Direksi PT. Perkebunan Nusantara 3 Medan, Perpustakaan dan Arsip Daerah Kabupaten Deli Serdang, Perpustakaan dan Arsip Daerah Sumatera Utara satu pun tak membuahkan hasil. Instansi-instansi di atas berargumen banyak arsip yang sudah dimusnahkan. Beruntung sekali penulis mendapatkan beberapa arsip penting mengenai Sejarah Rumah Sakit Petumbukan yang merupakan koleksi pribadi (Alm.) H. Sabar, mantan Kepala Perawat di Rumah Sakit Petumbukan. Sebagai Kepala Perawat, (Alm.) H. Sabar menguasai bidang keperawatan dan ia juga mengetahui banyak tentang administrasi/ pembukuan di rumah sakit ini. Dikarenakan minatnya dalam mengoleksi dokumen-dokumen penting, sehingga arsip mengenai Rumah Sakit Petumbukan ini menjadi sangat penting dan banyak memberikan informasi bagi penulis dalam melakukan penelitian ini.

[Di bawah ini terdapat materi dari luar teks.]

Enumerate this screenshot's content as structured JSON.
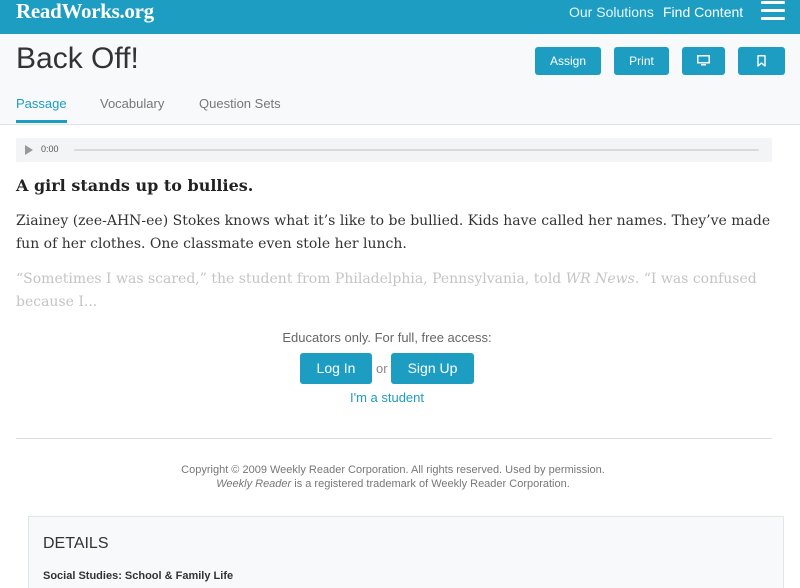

Selain itu penulis juga memperoleh arsip-arsip mengenai sengketa tanah yang didapatkan dari OK. Dirhamsyah Tousa dan OK. Ravii. Buku-buku yang menjadi acuan dalam penelitian ini, penulis dapatkan dari Perpustakaan Universitas Sumatera Utara, Perpustakaan Daerah Sumatera Utara, dan beberapa merupakan buku koleksi pribadi penulis. Melalui studi kepustakaan telah diperoleh data-data yang berkaitan dengan permasalahan serta merupakan acuan yang bersifat teoritis berupa sumber yang dapat mendukung dan memiliki relevansi dengan penelitian.

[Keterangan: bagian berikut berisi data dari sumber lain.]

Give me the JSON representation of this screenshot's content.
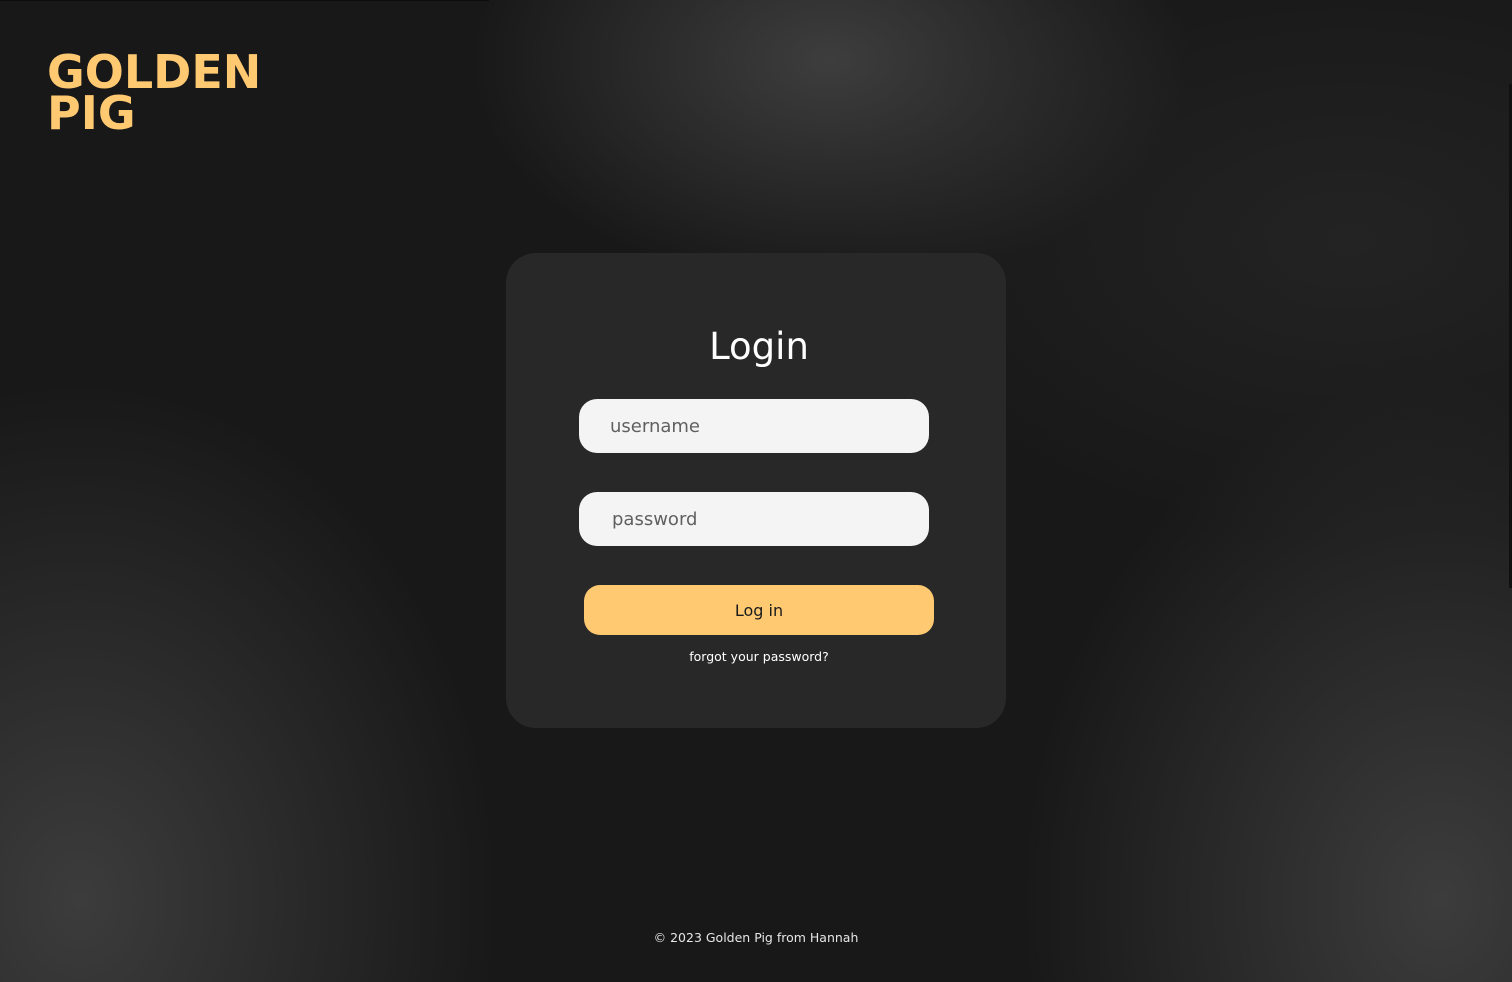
{
  "brand": {
    "logo_text": "GOLDEN\nPIG"
  },
  "login_form": {
    "title": "Login",
    "username_placeholder": "username",
    "password_placeholder": "password",
    "submit_label": "Log in",
    "forgot_password_label": "forgot your password?"
  },
  "footer": {
    "text": "© 2023 Golden Pig from Hannah"
  },
  "colors": {
    "accent": "#ffc972",
    "background": "#181818",
    "card": "#282828",
    "input_background": "#f4f4f4"
  }
}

Selain itu juga dilakukan field research (penelitian lapangan) yang digunakan untuk mendapatkan sumber-sumber lisan melalui teknik wawancara. Field research dilakukan dengan menggunakan wawancara yang tidak berstruktur dan bersifat terbuka. Penulis melakukan wawancara melalui beberapa informan yang penulis anggap dapat memberikan keterangan dalam penelitian ini sebagai informasi tambahan. Dalam melakukan wawancara, penulis memilih informan yang mengetahui tentang masalah
yang dibahas, yaitu pihak ahli waris keluarga OK. Tousa, mantan pejabat dan pegawai PT. Perkebunan Nusantara 3 Cabang Sungei Karang dan Kantor Direksi Medan, yang pernah menjabat atau terlibat dengan rumah sakit ini, mereka yang pernah bertugas di rumah sakit ini, warga sekitar, serta mereka yang pernah menjadi pasien di Rumah Sakit Petumbukan ini.

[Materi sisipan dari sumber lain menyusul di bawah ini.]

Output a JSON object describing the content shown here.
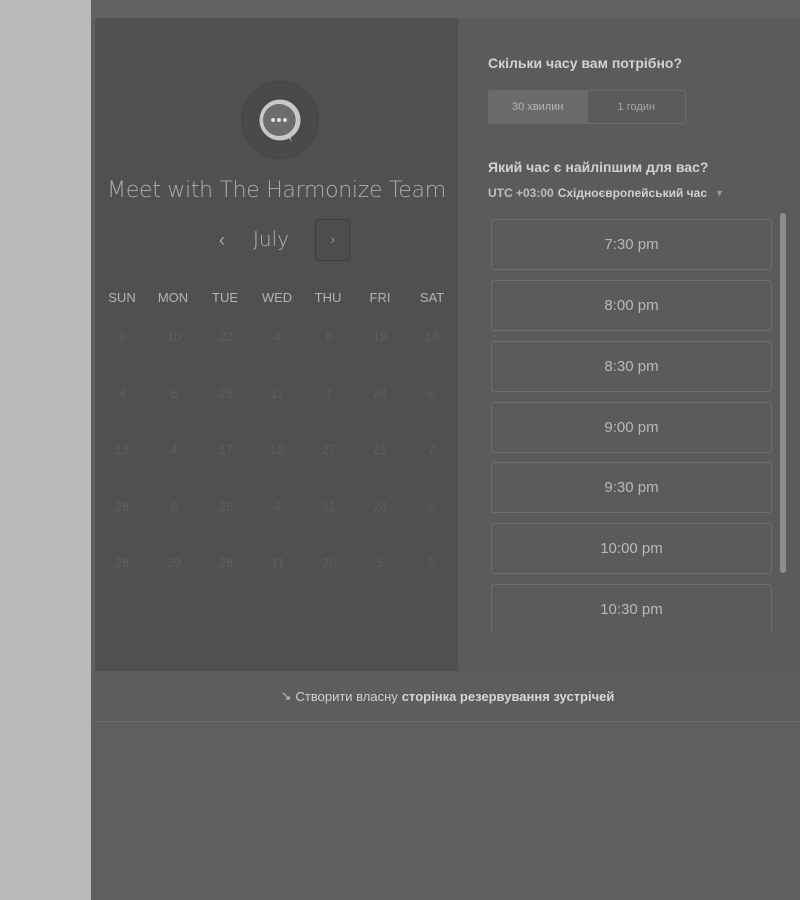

Langkah kedua yang dilakukan adalah dengan verifikasi yakni kritik sumber. Kritik yang dilakukan yaitu kritik intern dan juga ekstern. Kritik intern diperlukan guna menilai kelayakan data sedangkan kritik ekstern digunakan untuk menentukan keabsahan data. Data yang sudah diverifikasi dapat diklasifikasikan sebagai fakta.
Tahapan selanjutnya adalah interpretasi. Dalam tahapan ini, fakta-fakta yang sudah diverifikasi, diinterpretasi agar terjadi jalinan antar-fakta. Objek kajian yang cukup jauh ke belakang membuat interpretasi menjadi sangat vital dan dibutuhkan keakuratan serta analisis yang tajam agar mendapat fakta sejarah yang bersifat objektif. Dengan kata lain, tahapan ini dilakukan dengan menyimpulkan kesaksian atau data-data informasi yang dapat dipercaya dari bahan-bahan yang ada.
Tahapan terakhir adalah historiografi, yakni penulisan yang disusun berdasarkan interpretasi fakta-fakta yang ditemukan menjadi suatu kisah atau kajian yang menarik dan berarti, secara kronologis dan rasional. Penulisan kembali sejarah agar membuat orang tertarik untuk membaca dan menjadi sarana rekreatif.